In terms of future work, following the suggestions of various users in the observation fields of the questionnaires, we aim to improve the interpretability of the tag clouds as it was sometimes difficult to understand the general concepts or topics that these intended to express. One solution could be to complement the use of tag clouds with a natural language description generated with a large language model to describe the topics integrated in them. Additionally, a number of users claimed that the terms contained were too general and this could in turn lead to confusion and result in an unclear or not useful tag cloud interpretation. We would consequently redefine the selection policy of the tag clouds in an attempt to find the most expressive ones.

Similarly, several users proposed enhancing the explanation by incorporating specific features of the recommended journals, such as the impact factor or other bibliometric indicators. This addition aims to enrich the explanation with supplementary information, potentially improving the decision-making process.

In this context, integrating the journal impact factor (or any other relevant measure) could be accomplished through an online reranking of the initial recommendations, considering the scientometric index of the journals. The decision to include its effect could be delegated to the users, who could utilize a slider, for instance, to adjust the balance between the two extremes (ranging from 100% content to 100% impact factor). Other bibliometric indicators, such as quartiles, can be easily integrated into the recommendation ranking by grouping journals accordingly. The same approach could be applied to the type of journal access; results could be organized by open access and others.

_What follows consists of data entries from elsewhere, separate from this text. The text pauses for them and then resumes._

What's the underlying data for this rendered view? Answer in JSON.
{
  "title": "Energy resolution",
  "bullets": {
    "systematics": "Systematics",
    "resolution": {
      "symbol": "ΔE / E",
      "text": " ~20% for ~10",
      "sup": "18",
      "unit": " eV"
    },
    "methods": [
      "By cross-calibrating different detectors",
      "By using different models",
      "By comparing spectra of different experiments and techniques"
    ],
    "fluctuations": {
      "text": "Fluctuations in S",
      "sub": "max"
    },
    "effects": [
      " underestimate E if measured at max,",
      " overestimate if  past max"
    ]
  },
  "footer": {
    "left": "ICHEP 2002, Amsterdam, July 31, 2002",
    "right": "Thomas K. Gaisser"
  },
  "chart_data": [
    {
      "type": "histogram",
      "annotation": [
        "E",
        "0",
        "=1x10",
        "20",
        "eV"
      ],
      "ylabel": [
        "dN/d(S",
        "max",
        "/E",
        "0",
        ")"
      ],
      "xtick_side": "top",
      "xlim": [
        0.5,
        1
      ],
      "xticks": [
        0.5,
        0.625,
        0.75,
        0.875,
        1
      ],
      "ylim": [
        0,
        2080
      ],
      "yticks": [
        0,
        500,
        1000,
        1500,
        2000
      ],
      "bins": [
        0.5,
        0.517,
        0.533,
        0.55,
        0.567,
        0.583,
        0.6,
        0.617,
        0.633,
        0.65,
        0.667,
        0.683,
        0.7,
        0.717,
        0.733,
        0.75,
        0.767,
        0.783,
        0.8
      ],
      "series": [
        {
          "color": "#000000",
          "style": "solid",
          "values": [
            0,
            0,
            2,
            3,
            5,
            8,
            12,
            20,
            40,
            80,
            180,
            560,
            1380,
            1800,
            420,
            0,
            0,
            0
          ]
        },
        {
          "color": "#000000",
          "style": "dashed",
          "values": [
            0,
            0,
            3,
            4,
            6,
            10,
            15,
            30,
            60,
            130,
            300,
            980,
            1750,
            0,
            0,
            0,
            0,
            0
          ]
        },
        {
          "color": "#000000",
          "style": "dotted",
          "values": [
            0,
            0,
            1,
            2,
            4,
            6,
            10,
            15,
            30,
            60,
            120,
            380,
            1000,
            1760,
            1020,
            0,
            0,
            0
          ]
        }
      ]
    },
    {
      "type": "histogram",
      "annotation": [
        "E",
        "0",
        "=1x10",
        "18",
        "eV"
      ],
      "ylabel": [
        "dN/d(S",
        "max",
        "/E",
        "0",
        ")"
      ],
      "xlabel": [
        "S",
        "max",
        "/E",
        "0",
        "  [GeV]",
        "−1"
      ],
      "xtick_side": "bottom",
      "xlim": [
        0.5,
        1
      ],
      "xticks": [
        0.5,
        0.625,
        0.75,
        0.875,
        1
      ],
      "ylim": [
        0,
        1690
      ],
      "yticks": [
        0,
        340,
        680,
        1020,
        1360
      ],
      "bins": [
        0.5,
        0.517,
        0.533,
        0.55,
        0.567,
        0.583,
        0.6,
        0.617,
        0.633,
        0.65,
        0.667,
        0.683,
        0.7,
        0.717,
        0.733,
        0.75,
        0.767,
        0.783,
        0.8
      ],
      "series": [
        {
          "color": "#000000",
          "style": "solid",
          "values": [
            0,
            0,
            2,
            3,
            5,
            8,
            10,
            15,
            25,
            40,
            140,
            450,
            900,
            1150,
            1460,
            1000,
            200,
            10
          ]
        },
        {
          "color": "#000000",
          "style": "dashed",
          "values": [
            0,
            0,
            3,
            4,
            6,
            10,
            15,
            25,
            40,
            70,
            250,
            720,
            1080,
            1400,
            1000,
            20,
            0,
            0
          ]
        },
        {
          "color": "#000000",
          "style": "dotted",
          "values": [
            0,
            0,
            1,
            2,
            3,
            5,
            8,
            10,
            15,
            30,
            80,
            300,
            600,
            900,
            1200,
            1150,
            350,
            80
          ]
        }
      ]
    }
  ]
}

In a previous work, de Campos et al. (2022), the author’s previous publications were also incorporated into the RS model as an additional factor which also impacts the journal recommendation process. Another interesting line of future research, therefore, would be to incorporate this into the explanation process, with the fact of having previously published in the recommended journals being another key element for explaining them.

Meanwhile, this explanation scheme will be exported out of the biomedical field to cover any type of journal domain and this is a straightforward process. In this way, this kind of explanation, which has proved useful in this domain, would be successfully exported to others, thereby widening the range of researchers who could benefit from the explanation facilities provided.

Finally, we plan to adapt the recommendation system to the problem of academic expert finding (for example, given a scientific text, to recommend researchers whose expertise would be useful for collaborations in the topics covered by the provided text) and to modify the explanation approach to deal with the singularities of this problem.